從我來到這裡之後,遇到的第一件事情就是怪病。
通過白鹿,我知道小鎮正在蔓延著一種可怕的怪病,這種怪病的從始至終白鹿也跟我解釋過,而且我也親眼見過。
之後,我便來到了白鹿家裡,見到了被困在白鹿父親身體中的常滿。
在之後,我根據唯一的線索來到了這裡,見到了這棵古怪的槐樹。
槐樹很乾淨,上面沒有沾染任何複雜的氣息,這是我見過最純質的槐樹,畢竟槐樹這種樹木本身就容易沾染上不乾淨的東西,但這裡沒有。
其次,是我感受到了龐大的陰氣,原本什麼都沒有的槐樹卻能釋放出如此精純的陰氣,這一點極不正常。
再結合常滿的狀況,或許,我已經得出了結論。
也就是說,這棵樹可以將魂魄注入到載體當中,魂魄指的是常滿這種大仙兒,當然,除了常滿其他病人身體裡的魂魄可不只是大仙兒。

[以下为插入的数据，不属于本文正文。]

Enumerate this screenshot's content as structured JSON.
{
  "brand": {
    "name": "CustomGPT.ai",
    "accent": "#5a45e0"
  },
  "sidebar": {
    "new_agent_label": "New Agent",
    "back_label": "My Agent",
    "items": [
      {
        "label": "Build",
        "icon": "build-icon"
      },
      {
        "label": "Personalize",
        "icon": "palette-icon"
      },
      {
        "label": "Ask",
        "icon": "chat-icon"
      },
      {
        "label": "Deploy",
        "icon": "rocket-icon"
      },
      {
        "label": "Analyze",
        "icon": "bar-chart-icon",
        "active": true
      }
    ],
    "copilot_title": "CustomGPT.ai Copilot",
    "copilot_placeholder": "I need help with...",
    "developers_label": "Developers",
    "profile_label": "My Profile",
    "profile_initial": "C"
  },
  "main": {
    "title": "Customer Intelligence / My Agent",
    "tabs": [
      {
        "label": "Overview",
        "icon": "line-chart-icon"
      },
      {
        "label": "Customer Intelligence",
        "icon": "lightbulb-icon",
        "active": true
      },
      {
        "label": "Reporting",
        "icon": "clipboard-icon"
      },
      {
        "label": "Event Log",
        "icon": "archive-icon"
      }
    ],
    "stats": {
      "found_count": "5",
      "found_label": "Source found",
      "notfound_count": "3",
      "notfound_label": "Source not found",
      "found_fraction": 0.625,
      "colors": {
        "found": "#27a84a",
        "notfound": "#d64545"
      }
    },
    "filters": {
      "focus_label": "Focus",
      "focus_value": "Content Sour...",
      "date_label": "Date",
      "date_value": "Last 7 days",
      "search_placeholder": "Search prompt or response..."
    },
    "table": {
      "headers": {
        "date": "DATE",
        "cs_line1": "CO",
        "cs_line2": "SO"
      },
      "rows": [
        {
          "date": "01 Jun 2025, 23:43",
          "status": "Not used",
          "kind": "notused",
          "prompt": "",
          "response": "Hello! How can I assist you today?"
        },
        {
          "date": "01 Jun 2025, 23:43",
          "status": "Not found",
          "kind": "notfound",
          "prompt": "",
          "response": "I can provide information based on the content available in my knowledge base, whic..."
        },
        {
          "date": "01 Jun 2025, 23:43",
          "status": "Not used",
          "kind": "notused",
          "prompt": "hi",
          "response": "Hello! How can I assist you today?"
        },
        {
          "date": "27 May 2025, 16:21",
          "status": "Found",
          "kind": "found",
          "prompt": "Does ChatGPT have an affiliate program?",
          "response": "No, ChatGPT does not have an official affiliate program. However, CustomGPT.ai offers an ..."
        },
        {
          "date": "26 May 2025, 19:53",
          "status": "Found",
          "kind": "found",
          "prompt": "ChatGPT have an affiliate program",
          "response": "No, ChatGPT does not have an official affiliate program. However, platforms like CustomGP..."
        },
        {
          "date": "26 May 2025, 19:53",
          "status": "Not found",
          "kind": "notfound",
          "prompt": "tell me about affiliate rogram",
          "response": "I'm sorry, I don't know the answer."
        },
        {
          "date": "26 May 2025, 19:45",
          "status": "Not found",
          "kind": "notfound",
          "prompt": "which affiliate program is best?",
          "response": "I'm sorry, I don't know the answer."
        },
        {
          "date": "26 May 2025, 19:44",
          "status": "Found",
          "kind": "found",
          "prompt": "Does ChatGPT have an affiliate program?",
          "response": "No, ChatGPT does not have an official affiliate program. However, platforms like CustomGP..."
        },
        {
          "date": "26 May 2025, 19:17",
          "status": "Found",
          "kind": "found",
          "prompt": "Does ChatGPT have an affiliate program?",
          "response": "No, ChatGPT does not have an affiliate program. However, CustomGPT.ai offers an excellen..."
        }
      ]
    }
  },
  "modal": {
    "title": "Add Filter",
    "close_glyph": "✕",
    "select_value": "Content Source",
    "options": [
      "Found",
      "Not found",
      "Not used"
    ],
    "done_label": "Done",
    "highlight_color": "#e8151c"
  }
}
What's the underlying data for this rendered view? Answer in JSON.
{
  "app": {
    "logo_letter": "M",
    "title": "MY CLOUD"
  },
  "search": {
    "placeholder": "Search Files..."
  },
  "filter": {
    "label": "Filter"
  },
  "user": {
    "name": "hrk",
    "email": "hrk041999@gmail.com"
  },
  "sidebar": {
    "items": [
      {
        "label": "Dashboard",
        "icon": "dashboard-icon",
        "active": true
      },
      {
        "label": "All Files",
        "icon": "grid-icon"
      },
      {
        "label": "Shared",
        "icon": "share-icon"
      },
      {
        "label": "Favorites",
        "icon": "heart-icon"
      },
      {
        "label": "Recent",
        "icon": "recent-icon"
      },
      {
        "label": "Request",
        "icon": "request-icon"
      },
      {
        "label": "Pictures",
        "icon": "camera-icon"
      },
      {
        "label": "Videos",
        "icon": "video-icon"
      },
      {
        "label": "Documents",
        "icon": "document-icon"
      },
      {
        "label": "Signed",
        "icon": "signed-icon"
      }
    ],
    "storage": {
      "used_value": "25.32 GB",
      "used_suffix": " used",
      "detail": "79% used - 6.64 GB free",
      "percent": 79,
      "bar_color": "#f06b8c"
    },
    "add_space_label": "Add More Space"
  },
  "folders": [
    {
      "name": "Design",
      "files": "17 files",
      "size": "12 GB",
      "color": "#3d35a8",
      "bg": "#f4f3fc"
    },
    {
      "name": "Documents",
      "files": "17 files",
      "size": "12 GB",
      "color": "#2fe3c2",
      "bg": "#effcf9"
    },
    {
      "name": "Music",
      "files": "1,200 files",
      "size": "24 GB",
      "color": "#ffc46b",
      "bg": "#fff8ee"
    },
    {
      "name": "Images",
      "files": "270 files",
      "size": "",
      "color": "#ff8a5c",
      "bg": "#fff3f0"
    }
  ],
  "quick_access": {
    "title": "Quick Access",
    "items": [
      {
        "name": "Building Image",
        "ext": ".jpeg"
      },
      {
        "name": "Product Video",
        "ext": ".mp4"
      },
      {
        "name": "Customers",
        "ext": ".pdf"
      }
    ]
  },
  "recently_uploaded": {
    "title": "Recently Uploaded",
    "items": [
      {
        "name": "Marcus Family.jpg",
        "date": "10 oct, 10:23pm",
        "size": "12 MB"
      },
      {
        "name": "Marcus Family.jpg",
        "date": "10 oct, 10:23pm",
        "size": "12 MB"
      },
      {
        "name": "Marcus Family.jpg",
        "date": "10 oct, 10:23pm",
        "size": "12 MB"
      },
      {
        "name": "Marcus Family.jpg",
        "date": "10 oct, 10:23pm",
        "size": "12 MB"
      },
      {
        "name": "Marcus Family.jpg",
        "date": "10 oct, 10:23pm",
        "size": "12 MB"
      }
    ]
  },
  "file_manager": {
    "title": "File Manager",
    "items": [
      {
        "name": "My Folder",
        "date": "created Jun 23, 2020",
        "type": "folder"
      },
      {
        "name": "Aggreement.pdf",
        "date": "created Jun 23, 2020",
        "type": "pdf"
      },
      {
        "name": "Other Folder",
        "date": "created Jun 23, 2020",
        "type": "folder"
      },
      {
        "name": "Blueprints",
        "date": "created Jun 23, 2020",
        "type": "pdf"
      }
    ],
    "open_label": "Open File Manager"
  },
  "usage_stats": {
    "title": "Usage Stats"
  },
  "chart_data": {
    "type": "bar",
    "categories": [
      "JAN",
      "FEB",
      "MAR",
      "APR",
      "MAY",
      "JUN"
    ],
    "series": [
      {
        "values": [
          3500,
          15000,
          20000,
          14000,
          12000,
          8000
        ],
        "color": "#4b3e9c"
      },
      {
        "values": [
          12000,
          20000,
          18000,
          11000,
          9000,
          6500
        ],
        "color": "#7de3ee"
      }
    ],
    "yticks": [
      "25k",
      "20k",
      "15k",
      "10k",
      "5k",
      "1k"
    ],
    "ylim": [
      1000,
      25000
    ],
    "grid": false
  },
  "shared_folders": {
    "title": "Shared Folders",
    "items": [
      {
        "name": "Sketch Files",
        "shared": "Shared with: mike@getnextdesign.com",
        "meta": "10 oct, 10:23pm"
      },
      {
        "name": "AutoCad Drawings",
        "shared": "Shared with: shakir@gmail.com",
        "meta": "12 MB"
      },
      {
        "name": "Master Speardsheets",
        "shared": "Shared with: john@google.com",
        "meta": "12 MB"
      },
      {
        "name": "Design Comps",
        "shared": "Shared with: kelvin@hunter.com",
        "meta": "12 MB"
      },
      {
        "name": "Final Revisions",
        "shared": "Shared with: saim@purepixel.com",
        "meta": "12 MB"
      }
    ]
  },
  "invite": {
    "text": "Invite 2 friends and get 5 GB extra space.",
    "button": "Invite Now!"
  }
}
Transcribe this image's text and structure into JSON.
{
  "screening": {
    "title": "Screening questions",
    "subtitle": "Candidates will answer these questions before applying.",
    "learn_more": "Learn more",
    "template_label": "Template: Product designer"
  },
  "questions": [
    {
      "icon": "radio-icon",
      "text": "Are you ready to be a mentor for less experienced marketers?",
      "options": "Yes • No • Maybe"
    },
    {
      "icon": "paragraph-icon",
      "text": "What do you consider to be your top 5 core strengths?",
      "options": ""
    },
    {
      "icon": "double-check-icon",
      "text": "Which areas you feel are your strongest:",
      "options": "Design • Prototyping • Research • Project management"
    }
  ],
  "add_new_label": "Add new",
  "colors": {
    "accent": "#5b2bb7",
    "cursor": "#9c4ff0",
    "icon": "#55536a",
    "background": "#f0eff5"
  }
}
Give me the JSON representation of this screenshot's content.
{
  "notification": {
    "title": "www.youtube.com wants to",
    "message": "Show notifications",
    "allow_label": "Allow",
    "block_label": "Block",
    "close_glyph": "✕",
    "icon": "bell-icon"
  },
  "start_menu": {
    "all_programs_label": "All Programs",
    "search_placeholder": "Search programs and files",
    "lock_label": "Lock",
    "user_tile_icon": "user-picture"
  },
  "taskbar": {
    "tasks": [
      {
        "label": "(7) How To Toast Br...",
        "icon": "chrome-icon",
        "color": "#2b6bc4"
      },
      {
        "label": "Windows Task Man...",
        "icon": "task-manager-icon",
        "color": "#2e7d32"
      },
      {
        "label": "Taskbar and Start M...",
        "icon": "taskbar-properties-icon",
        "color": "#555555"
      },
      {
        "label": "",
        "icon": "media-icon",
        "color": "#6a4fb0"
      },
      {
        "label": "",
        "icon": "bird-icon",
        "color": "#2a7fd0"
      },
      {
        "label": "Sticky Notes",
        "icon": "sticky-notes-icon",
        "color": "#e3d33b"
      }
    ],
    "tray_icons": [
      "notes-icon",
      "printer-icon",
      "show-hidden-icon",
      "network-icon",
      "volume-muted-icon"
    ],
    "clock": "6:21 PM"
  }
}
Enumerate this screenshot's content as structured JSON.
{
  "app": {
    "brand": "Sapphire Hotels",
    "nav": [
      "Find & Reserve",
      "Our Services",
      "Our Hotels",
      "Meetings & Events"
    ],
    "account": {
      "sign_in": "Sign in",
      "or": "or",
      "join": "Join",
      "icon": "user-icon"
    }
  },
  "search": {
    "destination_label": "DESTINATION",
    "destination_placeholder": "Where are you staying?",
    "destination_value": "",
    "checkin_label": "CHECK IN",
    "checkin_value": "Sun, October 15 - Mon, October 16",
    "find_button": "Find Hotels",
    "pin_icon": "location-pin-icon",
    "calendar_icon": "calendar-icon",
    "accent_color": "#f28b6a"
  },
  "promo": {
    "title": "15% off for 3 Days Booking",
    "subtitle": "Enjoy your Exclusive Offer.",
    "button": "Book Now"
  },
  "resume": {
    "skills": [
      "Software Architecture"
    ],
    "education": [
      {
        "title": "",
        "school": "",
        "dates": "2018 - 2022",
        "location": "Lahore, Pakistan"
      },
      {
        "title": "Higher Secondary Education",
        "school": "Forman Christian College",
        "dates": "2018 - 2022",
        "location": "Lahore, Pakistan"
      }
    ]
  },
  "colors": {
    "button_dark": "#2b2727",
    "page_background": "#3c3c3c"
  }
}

而容器則指的是白鹿的父親和我面前的這個男人,他們的身體被當做了一種存放的裝置,將那些魂魄放入其中。
這也就是常滿所經歷的一切,他被從這棵樹上注入到了白鹿父親的身體當中,開始了消化的過程。
我猛然一愣,忽然間想到了自已。
就連常滿這常大仙兒都沒有逃脫這棵樹的束縛,那麼我又是怎麼個情況。
我為什麼沒有掉進這個陷阱。
無艮體?
我皺眉思緒,或許,我能逃脫跟我特殊的體質有著絕對的關聯。
我冷靜了不少,繼續思考起來。
究竟是什麼人,要把這些魂魄放入到容器當中,他們又想幹什麼?
很快,我便得出了一個答案。
王神醫!
絕對是他。
他是整個小鎮唯一能夠解決怪病的人。
而解決怪病的唯一方式,便是將存在於容器中的魂魄釋放出來,只有病人的身體中沒有其他的魂魄,他們才可以恢復正常。
這也就是整個治療的過程。
想到這裡,我恍然大悟,王神醫選擇幫助白鹿的父親並不是巧合,是因為他父親的身體中有著一個極為強大的魂魄,那便是常滿!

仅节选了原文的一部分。